Zehntausende Menschen fliehen aus Teheran, Revolutionsführer Ali Khamenei muss sich in Schutzräumen verstecken, weil Israel nach Belieben militärische und wirtschaftliche Ziele bombardieren kann und die USA bereiten sich begleitet von lauten Drohungen des Präsidenten für eine allfällige Beteiligung an den Angriffen vor: Nach fast einer Woche Krieg ist ungewiss, ob die Islamische Republik den Konflikt überleben wird. Gegner der Mullahs im In- und Ausland träumen daher bereits vom Regimewechsel und einer pro-westlichen Demokratie in Teheran. Für den Fall eines Sturzes der Theokratie ist jedoch eine Militärdiktatur deutlich wahrscheinlicher.
Appell an Patriotismus
Wie bei den Massendemonstrationen gegen das Regime in den vergangenen Jahren drosselt die iranische Regierung das Internet und appelliert außerdem an den Patriotismus von Millionen Iranern. In der Bevölkerung ist die Erinnerung an den Putsch des US-Geheimdienstes CIA gegen den demokratisch gewählten Ministerpräsidenten Mohammad Mossadegh im Jahr 1953 noch wach. Viele Iraner sehen Israels Luftschläge nicht als willkommene Bestrafung für ein unbeliebtes Regime, sondern als Angriff auf ihr Land. Prominente Oppositionelle wie Friedensnobelpreisträgerin Narges Mohammadi wollen den Durchhalte-Appellen dennoch nicht folgen. Sie fordern zwar ein Ende der israelischen Angriffe, aber auch einen Rücktritt der Regierung.
US-Präsident Donald Trump und Israels Premier Benjamin Netanjahu denken hingegen laut über einen möglichen Mordanschlag auf Khamenei nach. Die USA und Israel wüssten, wo sich der 86-Jährige versteckt hält, wollten ihn aber zumindest vorläufig nicht umbringen, sagte Trump. Sollte der Revolutionsführer getötet werden, wäre das „keine Eskalation des Konflikts, sondern das Ende des Konflikts“, erklärte Netanjahu.

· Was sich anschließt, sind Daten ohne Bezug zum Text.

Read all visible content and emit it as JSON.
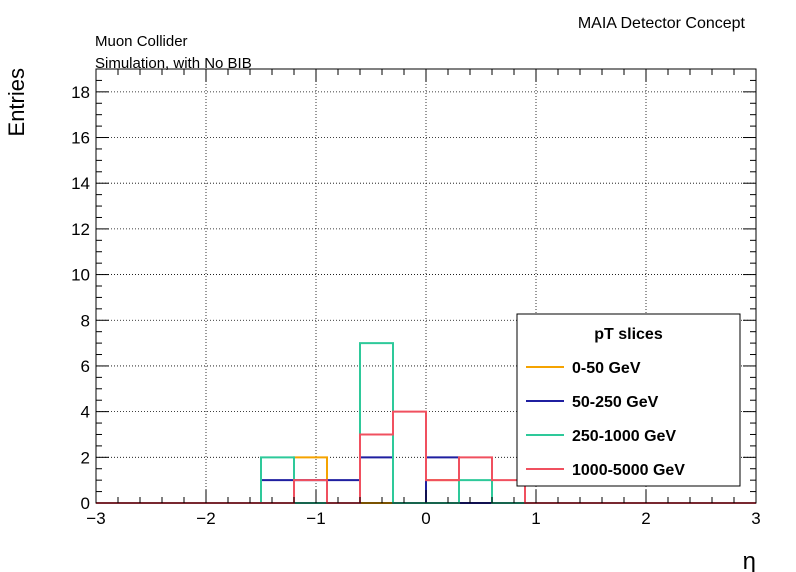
{
  "chart_data": {
    "type": "histogram",
    "title_right": "MAIA Detector Concept",
    "label_line1": "Muon Collider",
    "label_line2": "Simulation, with No BIB",
    "xlabel": "η",
    "ylabel": "Entries",
    "xlim": [
      -3,
      3
    ],
    "ylim": [
      0,
      19
    ],
    "xticks": [
      "−3",
      "−2",
      "−1",
      "0",
      "1",
      "2",
      "3"
    ],
    "xtick_values": [
      -3,
      -2,
      -1,
      0,
      1,
      2,
      3
    ],
    "yticks": [
      "0",
      "2",
      "4",
      "6",
      "8",
      "10",
      "12",
      "14",
      "16",
      "18"
    ],
    "ytick_values": [
      0,
      2,
      4,
      6,
      8,
      10,
      12,
      14,
      16,
      18
    ],
    "grid": true,
    "bin_edges": [
      -3.0,
      -2.7,
      -2.4,
      -2.1,
      -1.8,
      -1.5,
      -1.2,
      -0.9,
      -0.6,
      -0.3,
      0.0,
      0.3,
      0.6,
      0.9,
      1.2,
      1.5,
      1.8,
      2.1,
      2.4,
      2.7,
      3.0
    ],
    "series": [
      {
        "name": "0-50 GeV",
        "color": "#f5a300",
        "values": [
          0,
          0,
          0,
          0,
          0,
          0,
          2,
          0,
          0,
          0,
          1,
          0,
          0,
          0,
          0,
          0,
          0,
          0,
          0,
          0
        ]
      },
      {
        "name": "50-250 GeV",
        "color": "#1f1fa0",
        "values": [
          0,
          0,
          0,
          0,
          0,
          1,
          1,
          1,
          2,
          0,
          2,
          0,
          0,
          0,
          0,
          0,
          0,
          0,
          0,
          0
        ]
      },
      {
        "name": "250-1000 GeV",
        "color": "#2ec99a",
        "values": [
          0,
          0,
          0,
          0,
          0,
          2,
          0,
          0,
          7,
          0,
          0,
          1,
          0,
          0,
          0,
          0,
          0,
          0,
          0,
          0
        ]
      },
      {
        "name": "1000-5000 GeV",
        "color": "#f0505f",
        "values": [
          0,
          0,
          0,
          0,
          0,
          0,
          1,
          0,
          3,
          4,
          1,
          2,
          1,
          0,
          0,
          0,
          0,
          0,
          0,
          0
        ]
      }
    ],
    "legend": {
      "title": "pT slices",
      "placement": "bottom-right"
    }
  }
}
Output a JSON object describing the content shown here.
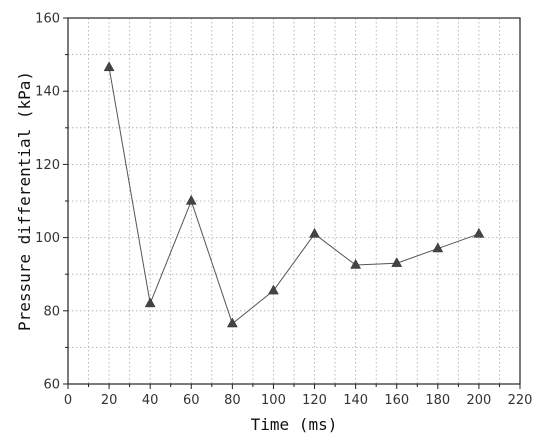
{
  "chart_data": {
    "type": "line",
    "title": "",
    "xlabel": "Time (ms)",
    "ylabel": "Pressure differential (kPa)",
    "xlim": [
      0,
      220
    ],
    "ylim": [
      60,
      160
    ],
    "x_ticks": [
      0,
      20,
      40,
      60,
      80,
      100,
      120,
      140,
      160,
      180,
      200,
      220
    ],
    "y_ticks": [
      60,
      80,
      100,
      120,
      140,
      160
    ],
    "grid": true,
    "marker": "triangle",
    "series": [
      {
        "x": [
          20,
          40,
          60,
          80,
          100,
          120,
          140,
          160,
          180,
          200
        ],
        "y": [
          146.5,
          82,
          110,
          76.5,
          85.5,
          101,
          92.5,
          93,
          97,
          101
        ]
      }
    ]
  }
}
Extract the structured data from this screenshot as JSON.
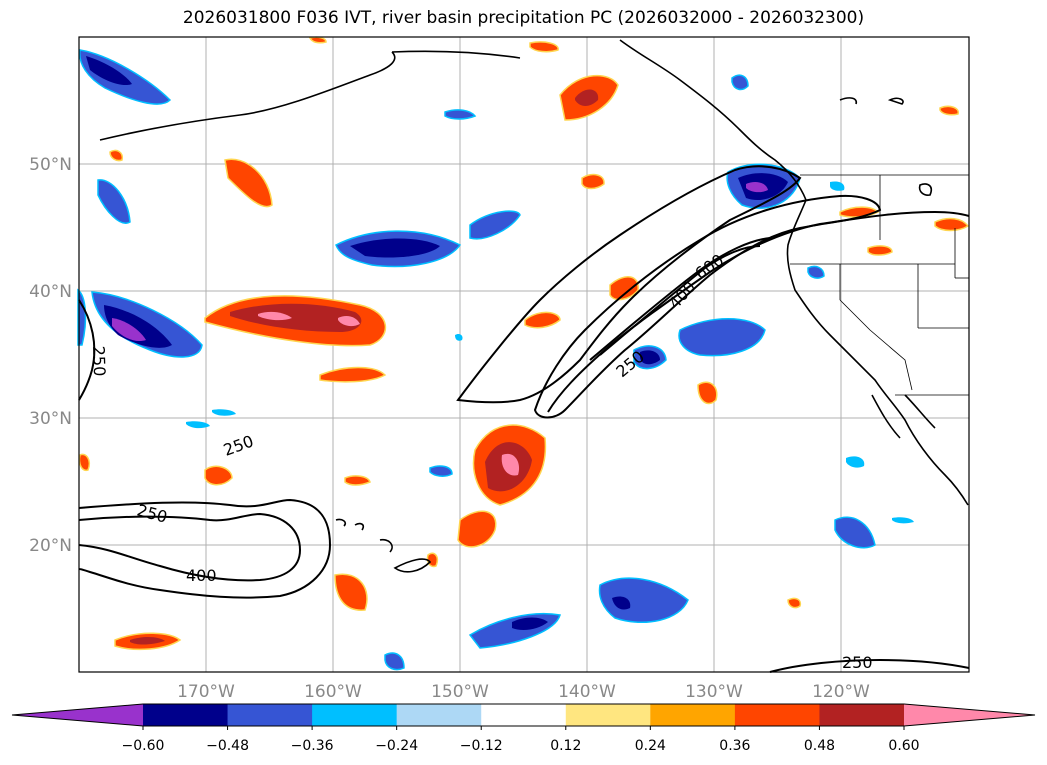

Trump, Netanjahu und Pahlavi könnten sich zu früh freuen
Auch aus Sicht von Reza Pahlavi, dem Sohn des letzten Schahs, sind die Tage der Islamischen Republik gezählt. Er hoffe, bald aus dem US-Exil in den Iran heimkehren zu können, schrieb Pahlavi, dessen Vater 1979 von den Islamisten gestürzt wurde, auf X.
Trump, Netanjahu und Pahlavi könnten sich zu früh freuen. Noch gibt es keinen Volksaufstand gegen die Mullahs. Für die Iraner geht es ums nackte Überleben, nicht um Politik: Mehr als 200 Iraner sind von israelischen Luftangriffen getötet worden – niemand demonstriert im Bombenhagel. Auch gibt es keine ausländische Macht, die Bodentruppen in den Iran schicken will oder kann, um das Regime zu stürzen und eine neue Regierung ins Amt zu hieven. Luftangriffe allein dürften in einem Land mit 90 Millionen Menschen und einer Fläche von Deutschland, Frankreich und Spanien zusammen nicht ausreichen. Wenn das Regime den Krieg überlebt, könnte es sich weiter radikalisieren.
Mordanschlag würde Lage ändern
Ein Mordanschlag auf Khamenei würde die Lage ändern, sagt der Iran-Experte Arman Mahmoudian von der Universität Süd-Florida. In dem Fall könnte das Regime in konkurrierende Lager zerfallen und sich auflösen, sagte Mahmoudian zur Kleinen Zeitung. Aus Sicht von Frankreichs Präsident Emmanuel Macron würde dann allerdings Chaos drohen. Er erinnerte an den Bürgerkrieg im Irak nach der US-Invasion von 2003, der hunderttausende Menschen das Leben kostete. Libyen hat seit dem Sturz des Diktators Muammar Gaddafi im Jahr 2011 keine landesweite Regierung mehr.
Selbst wenn die Anarchie vermieden werden könnte, wäre ein Kollaps der Islamischen Republik nicht gleichbedeutend mit dem Beginn von Demokratie. Iran-Experte Mahmoudian hält eine Machtübernahme der Revolutionsgarde oder anderer Gruppen des Militärs für das wahrscheinlichste Szenario. Die Probleme des Westens mit dem Iran könnten dieselben bleiben oder noch wachsen: Ein neues Regime könnte aus den Angriffen den Schluss ziehen, dass zu einer wirksamen Abschreckung künftiger Aggressionen eine Atombombe unverzichtbar ist.